Numa certa ocasião, eu explicava para as crianças do nosso querido Colégio Shalom o que era ser missionário e o que era o Tripé da nossa vocação. Depois de refletir sobre como comunicar esse ensinamento para aquele pequeninos, resolvi fazer uso de uma dinâmica pedagógica: desenhei no quadro um super-herói um pouco diferente. Ele tinha três pernas e os colorimos juntos, foi um barato!

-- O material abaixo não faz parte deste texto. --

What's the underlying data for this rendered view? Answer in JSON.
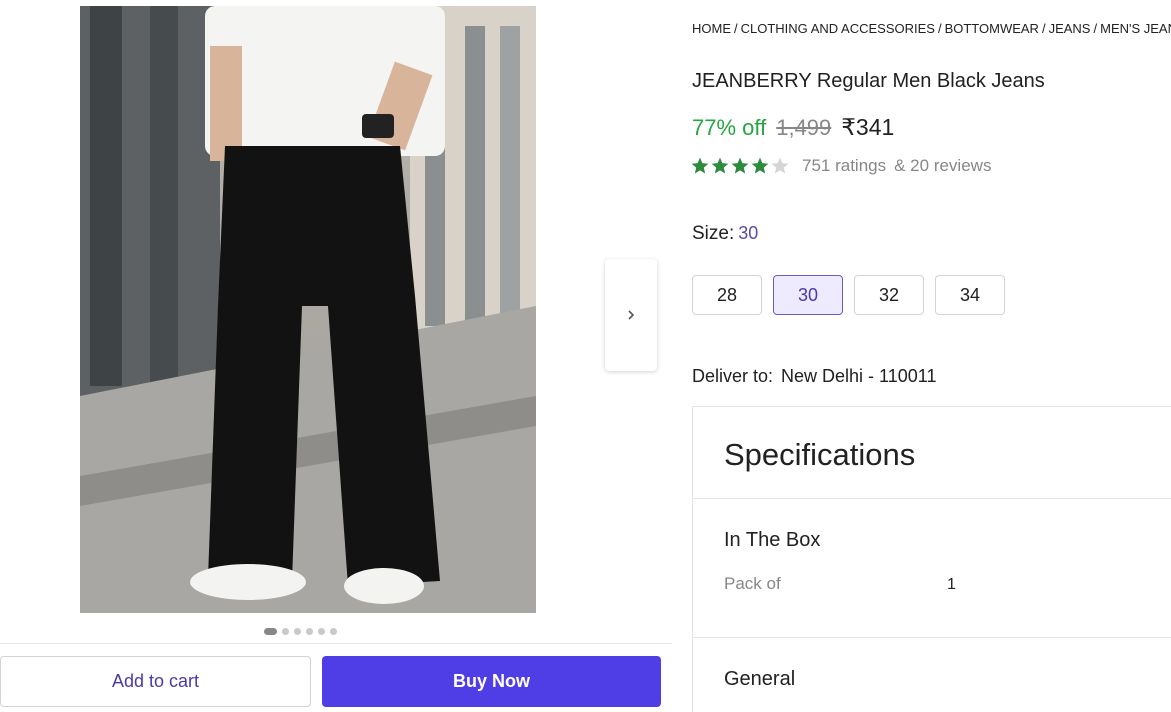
{
  "gallery": {
    "image_alt": "JEANBERRY Regular Men Black Jeans",
    "dots_count": 6,
    "active_dot": 0
  },
  "actions": {
    "add_to_cart": "Add to cart",
    "buy_now": "Buy Now"
  },
  "breadcrumb": [
    "HOME",
    "CLOTHING AND ACCESSORIES",
    "BOTTOMWEAR",
    "JEANS",
    "MEN'S JEANS"
  ],
  "product": {
    "title": "JEANBERRY Regular Men Black Jeans",
    "discount": "77% off",
    "mrp": "1,499",
    "price": "₹341",
    "rating_value": 4,
    "rating_max": 5,
    "ratings": "751 ratings",
    "reviews": "& 20 reviews"
  },
  "size": {
    "label": "Size:",
    "selected": "30",
    "options": [
      "28",
      "30",
      "32",
      "34"
    ]
  },
  "delivery": {
    "label": "Deliver to:",
    "location": "New Delhi - 110011"
  },
  "specifications": {
    "title": "Specifications",
    "in_the_box": "In The Box",
    "pack_of_label": "Pack of",
    "pack_of_value": "1",
    "general": "General"
  },
  "colors": {
    "accent": "#4f3de6",
    "discount_green": "#26a541",
    "star_green": "#2e8b3d",
    "selected_size_bg": "#eeeaff"
  },
  "icons": {
    "next": "chevron-right-icon",
    "star": "star-icon"
  }
}
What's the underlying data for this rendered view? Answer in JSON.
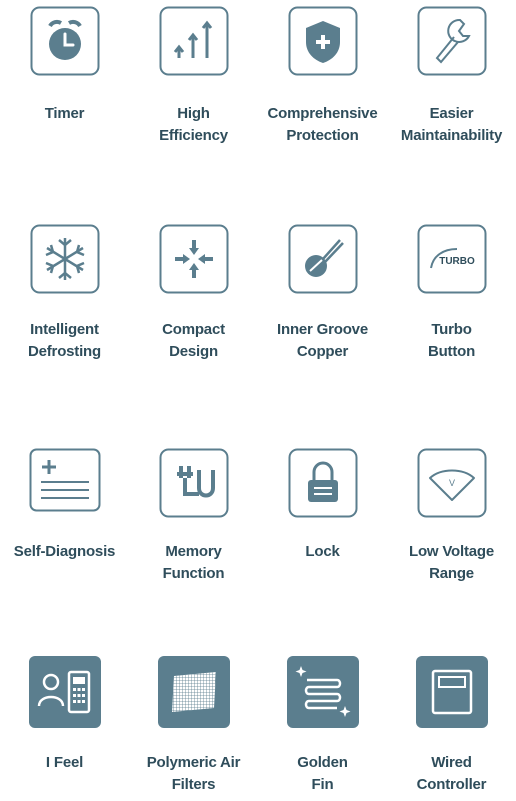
{
  "features": [
    {
      "id": "timer",
      "lines": [
        "Timer"
      ]
    },
    {
      "id": "high-efficiency",
      "lines": [
        "High",
        "Efficiency"
      ]
    },
    {
      "id": "comprehensive-protection",
      "lines": [
        "Comprehensive",
        "Protection"
      ]
    },
    {
      "id": "easier-maintainability",
      "lines": [
        "Easier",
        "Maintainability"
      ]
    },
    {
      "id": "intelligent-defrosting",
      "lines": [
        "Intelligent",
        "Defrosting"
      ]
    },
    {
      "id": "compact-design",
      "lines": [
        "Compact",
        "Design"
      ]
    },
    {
      "id": "inner-groove-copper",
      "lines": [
        "Inner Groove",
        "Copper"
      ]
    },
    {
      "id": "turbo-button",
      "lines": [
        "Turbo",
        "Button"
      ],
      "icon_text": "TURBO"
    },
    {
      "id": "self-diagnosis",
      "lines": [
        "Self-Diagnosis"
      ]
    },
    {
      "id": "memory-function",
      "lines": [
        "Memory",
        "Function"
      ]
    },
    {
      "id": "lock",
      "lines": [
        "Lock"
      ]
    },
    {
      "id": "low-voltage-range",
      "lines": [
        "Low Voltage",
        "Range"
      ],
      "icon_text": "V"
    },
    {
      "id": "i-feel",
      "lines": [
        "I Feel"
      ]
    },
    {
      "id": "polymeric-air-filters",
      "lines": [
        "Polymeric Air",
        "Filters"
      ]
    },
    {
      "id": "golden-fin",
      "lines": [
        "Golden",
        "Fin"
      ]
    },
    {
      "id": "wired-controller",
      "lines": [
        "Wired",
        "Controller"
      ]
    }
  ],
  "colors": {
    "icon": "#5b7e8e",
    "text": "#2f4d5b"
  }
}
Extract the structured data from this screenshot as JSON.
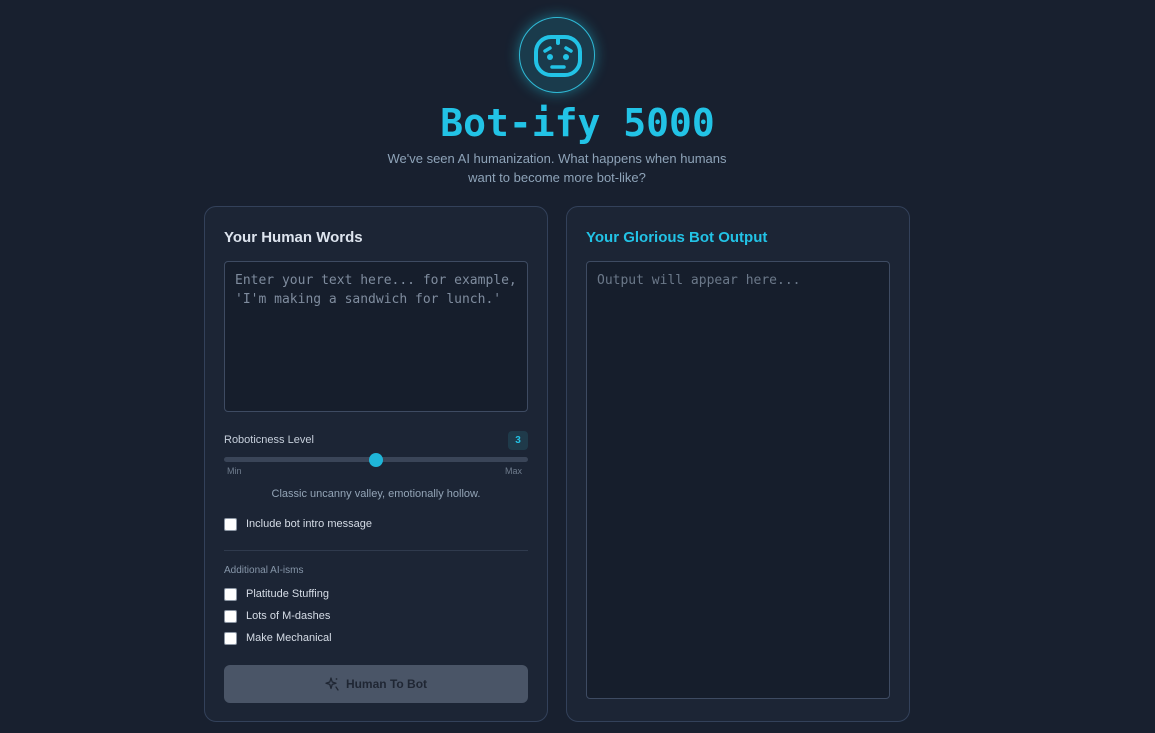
{
  "app": {
    "title": "Bot-ify 5000",
    "subtitle": "We've seen AI humanization. What happens when humans want to become more bot-like?",
    "logo_icon": "robot-face-icon",
    "accent_color": "#22c3e6"
  },
  "input_card": {
    "title": "Your Human Words",
    "textarea_placeholder": "Enter your text here... for example, 'I'm making a sandwich for lunch.'",
    "textarea_value": ""
  },
  "slider": {
    "label": "Roboticness Level",
    "value": 3,
    "min_value": 1,
    "max_value": 5,
    "min_label": "Min",
    "max_label": "Max",
    "description": "Classic uncanny valley, emotionally hollow."
  },
  "options": {
    "intro_message": {
      "label": "Include bot intro message",
      "checked": false
    },
    "section_label": "Additional AI-isms",
    "ai_isms": [
      {
        "label": "Platitude Stuffing",
        "checked": false
      },
      {
        "label": "Lots of M-dashes",
        "checked": false
      },
      {
        "label": "Make Mechanical",
        "checked": false
      }
    ]
  },
  "action_button": {
    "label": "Human To Bot",
    "icon": "sparkle-icon"
  },
  "output_card": {
    "title": "Your Glorious Bot Output",
    "placeholder": "Output will appear here..."
  }
}
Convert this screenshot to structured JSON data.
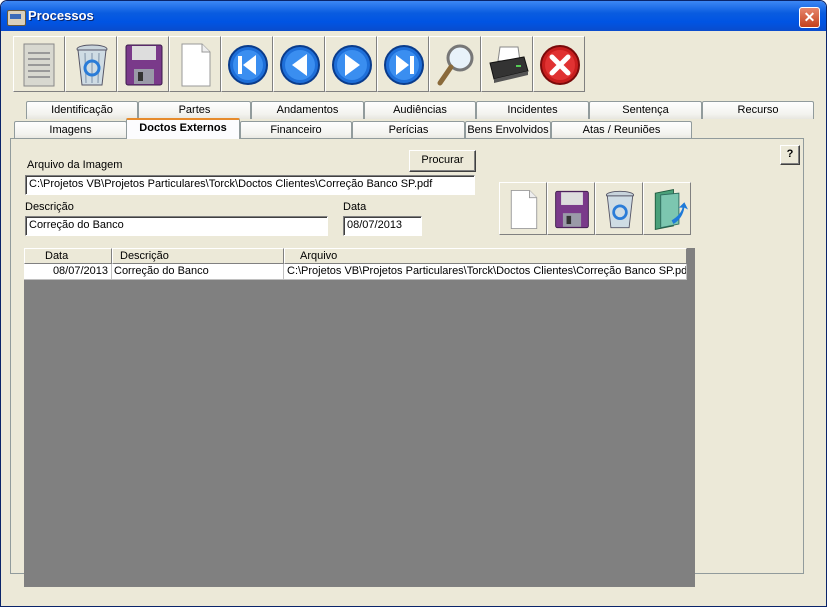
{
  "window": {
    "title": "Processos",
    "close_label": "✕"
  },
  "toolbar": [
    {
      "name": "report-doc-button"
    },
    {
      "name": "delete-button"
    },
    {
      "name": "save-button"
    },
    {
      "name": "new-button"
    },
    {
      "name": "first-record-button"
    },
    {
      "name": "previous-record-button"
    },
    {
      "name": "next-record-button"
    },
    {
      "name": "last-record-button"
    },
    {
      "name": "search-button"
    },
    {
      "name": "print-button"
    },
    {
      "name": "exit-button"
    }
  ],
  "tabs_row1": [
    "Identificação",
    "Partes",
    "Andamentos",
    "Audiências",
    "Incidentes",
    "Sentença",
    "Recurso"
  ],
  "tabs_row2": [
    "Imagens",
    "Doctos Externos",
    "Financeiro",
    "Perícias",
    "Bens Envolvidos",
    "Atas / Reuniões"
  ],
  "active_tab": "Doctos Externos",
  "form": {
    "help_label": "?",
    "file_label": "Arquivo da Imagem",
    "browse_label": "Procurar",
    "file_value": "C:\\Projetos VB\\Projetos Particulares\\Torck\\Doctos Clientes\\Correção Banco SP.pdf",
    "description_label": "Descrição",
    "description_value": "Correção do Banco",
    "date_label": "Data",
    "date_value": "08/07/2013"
  },
  "grid": {
    "columns": [
      "Data",
      "Descrição",
      "Arquivo"
    ],
    "rows": [
      {
        "date": "08/07/2013",
        "description": "Correção do Banco",
        "file": "C:\\Projetos VB\\Projetos Particulares\\Torck\\Doctos Clientes\\Correção Banco SP.pdf"
      }
    ]
  },
  "colors": {
    "titlebar": "#0054e3",
    "face": "#ece9d8",
    "grid_bg": "#808080",
    "active_tab_accent": "#e68b2c"
  }
}
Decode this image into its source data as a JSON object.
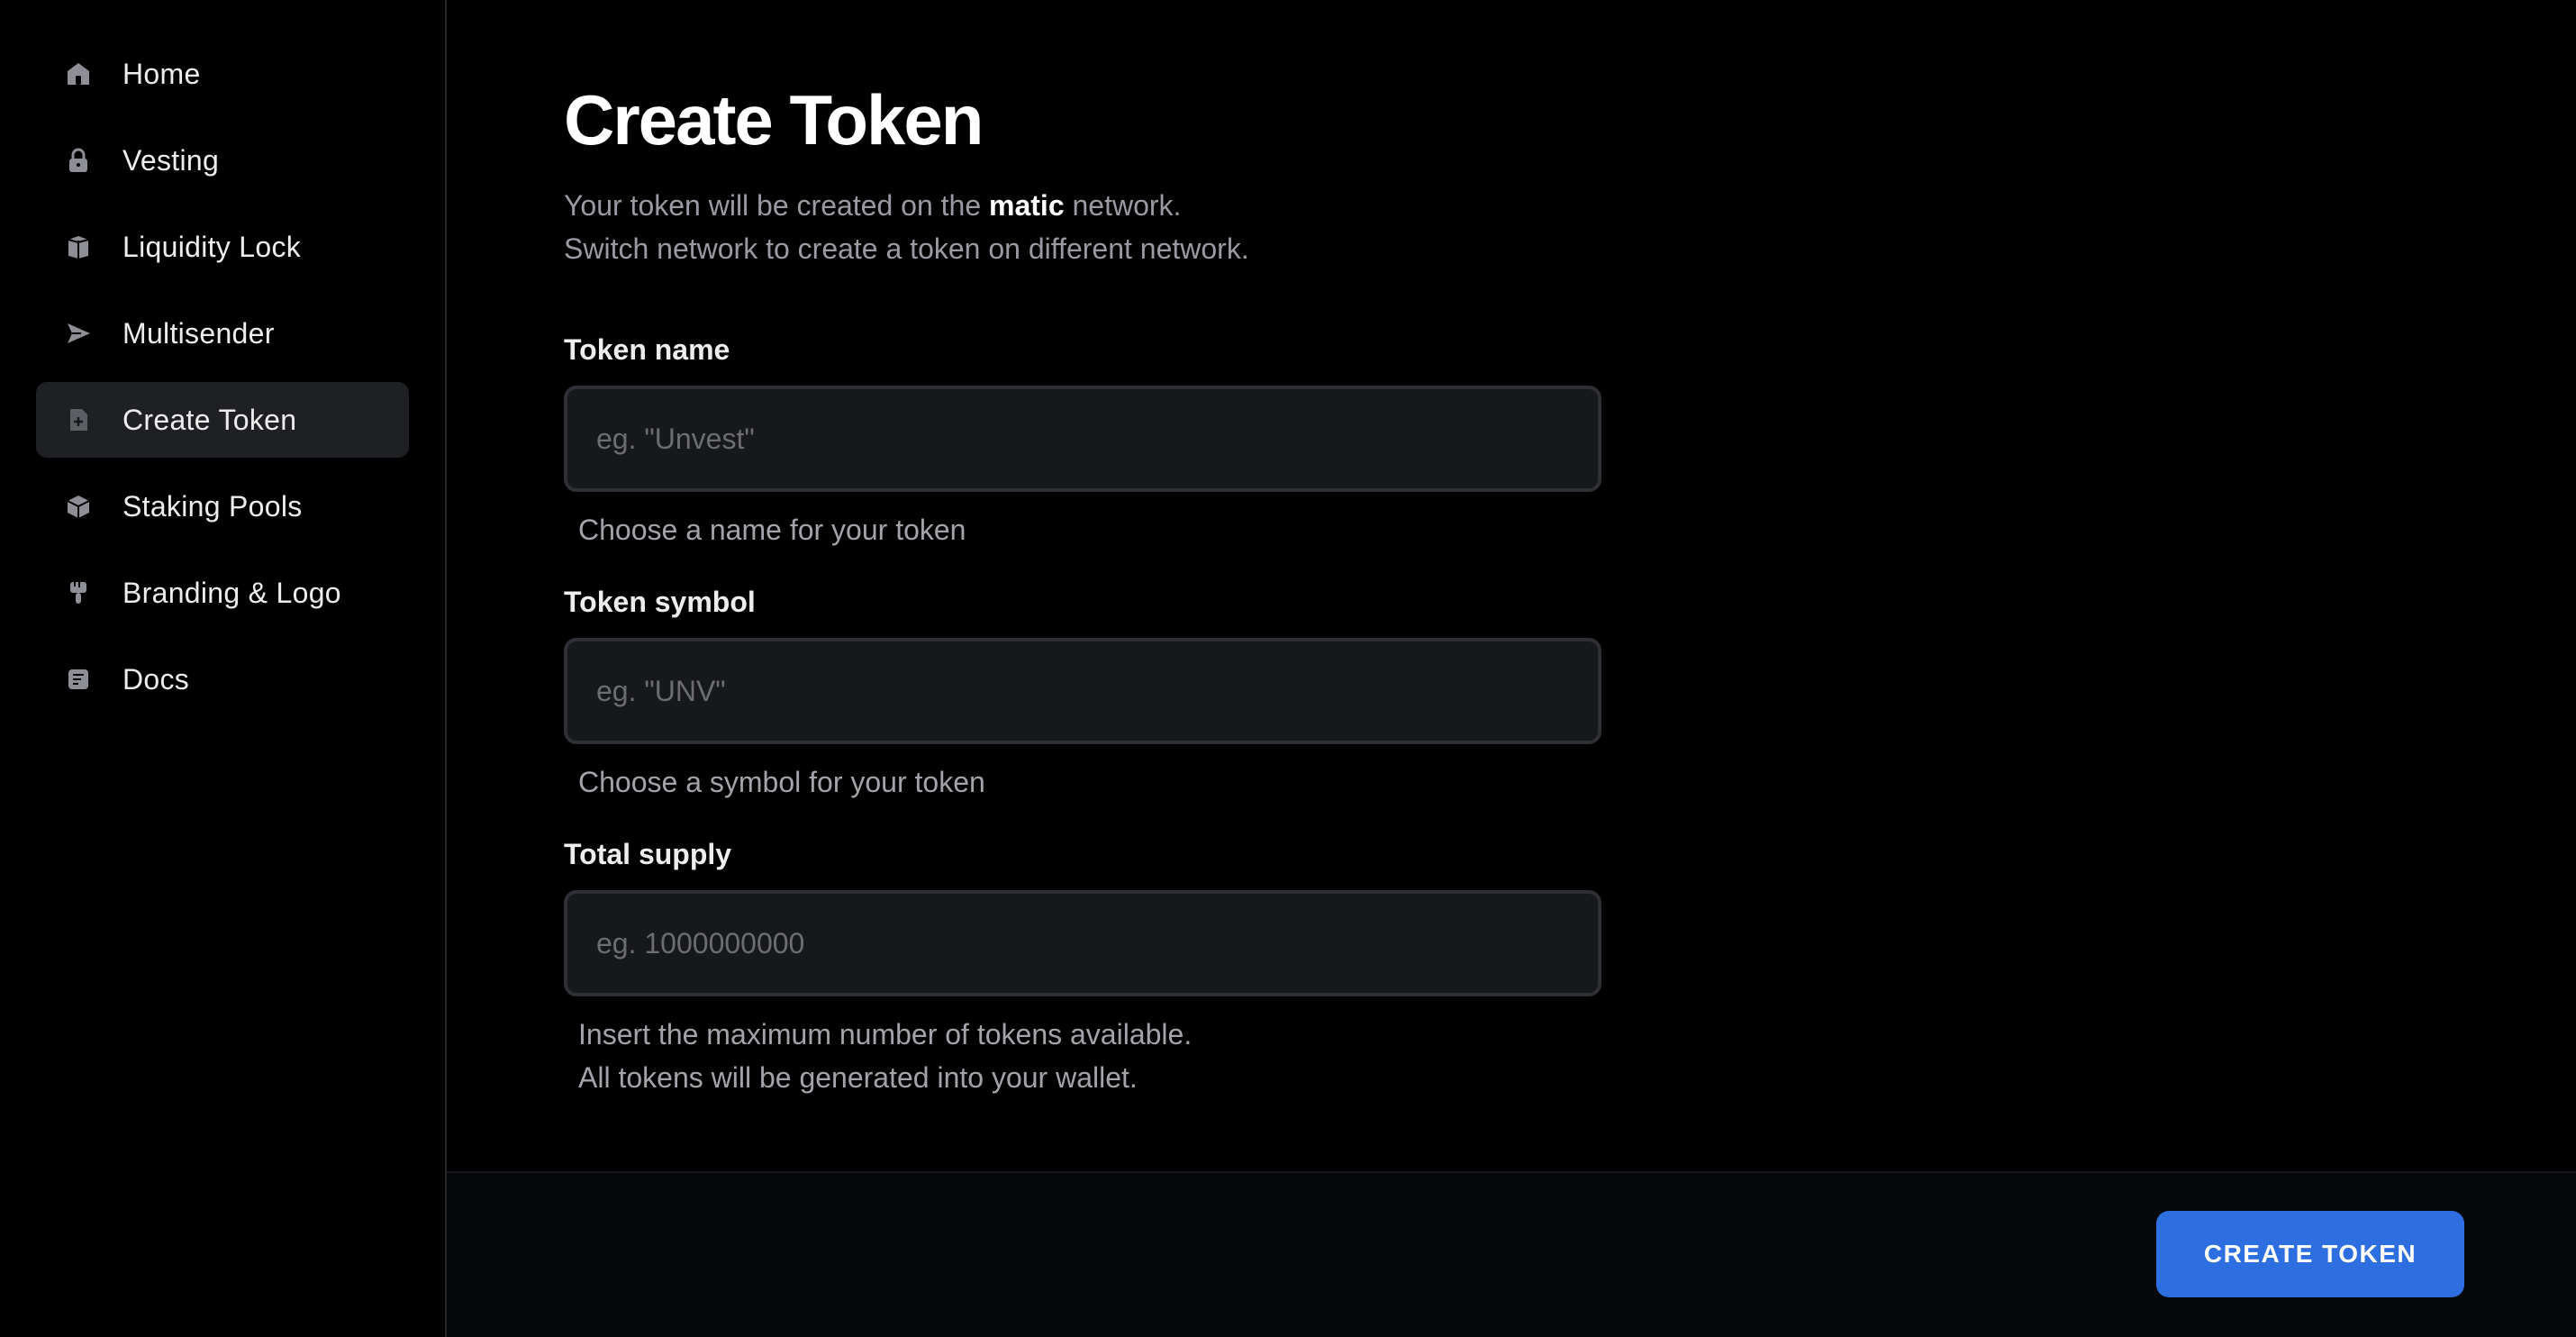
{
  "sidebar": {
    "items": [
      {
        "label": "Home",
        "icon": "home-icon"
      },
      {
        "label": "Vesting",
        "icon": "lock-icon"
      },
      {
        "label": "Liquidity Lock",
        "icon": "box-icon"
      },
      {
        "label": "Multisender",
        "icon": "send-icon"
      },
      {
        "label": "Create Token",
        "icon": "document-add-icon",
        "active": true
      },
      {
        "label": "Staking Pools",
        "icon": "cube-icon"
      },
      {
        "label": "Branding & Logo",
        "icon": "brush-icon"
      },
      {
        "label": "Docs",
        "icon": "docs-icon"
      }
    ]
  },
  "main": {
    "title": "Create Token",
    "subtitle": {
      "line1_prefix": "Your token will be created on the ",
      "network": "matic",
      "line1_suffix": " network.",
      "line2": "Switch network to create a token on different network."
    },
    "fields": {
      "name": {
        "label": "Token name",
        "placeholder": "eg. \"Unvest\"",
        "value": "",
        "help": "Choose a name for your token"
      },
      "symbol": {
        "label": "Token symbol",
        "placeholder": "eg. \"UNV\"",
        "value": "",
        "help": "Choose a symbol for your token"
      },
      "supply": {
        "label": "Total supply",
        "placeholder": "eg. 1000000000",
        "value": "",
        "help_line1": "Insert the maximum number of tokens available.",
        "help_line2": "All tokens will be generated into your wallet."
      }
    }
  },
  "footer": {
    "create_button": "CREATE TOKEN"
  },
  "colors": {
    "background": "#000000",
    "accent": "#2d6ee0",
    "input_bg": "#17181b",
    "active_nav_bg": "#1f2023"
  }
}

Eu explicava então para as crianças que aquele herói tinha poder de resgatar e de restaurar as pessoas. Porém, quem o observava e convivia com ele, em pouco tempo descobria que a sua força brotava justamente da harmonia entre as suas três incrível pernas que o sustentavam. Uma perna tinha o poder de Contemplação a segunda, de Unidade e a terceira, de Evangelização.
Com certeza, o que vou dizer aqui não é novidade para os irmãos da Comunidade Vida ou Aliança Shalim, mas espero que consiga transbordar para os leitores de dentro e fora da Obra as graças que brotam da boa vivencia desse: “Tripé Shalomita”.
Contemplação, unidade e evangelização
Leia esse testemunho de São Paulo:
“Eu vos lembro, irmãos, o Evangelho que vos preguei, e que tendes acolhido, no qual estais firmes. Por ele sereis salvos, se o conservardes como vô-lo preguei. De outra forma, em vão teríeis abraçado a fé. Eu vos transmiti primeiramente o que eu mesmo havia recebido: que Cristo morreu por nossos pecados, segundo as Escrituras; foi sepultado, e ressurgiu ao terceiro dia, segundo as Escrituras; apareceu a Cefas, e em seguida aos Doze. Depois apareceu a mais de quinhentos irmãos de uma vez, dos quais a maior parte ainda vive (e alguns já são mortos); depois apareceu a Tiago, em seguida a todos os apóstolos. 8. E, por último de todos, apareceu também a mim, como a um abortivo”. (Cor: 15,1-9)
Viu só que maravilha?
“Eu vos transmiti primeiramente o que eu mesmo havia recebido”. Aqui já é possível perceber de onde brotava toda a ousadia e a criatividade evangelizadora do grande apóstolo Paulo. Seu ardor brotava da sua intimidade com Deus, de sua abertura e acolhimento do Evangelho.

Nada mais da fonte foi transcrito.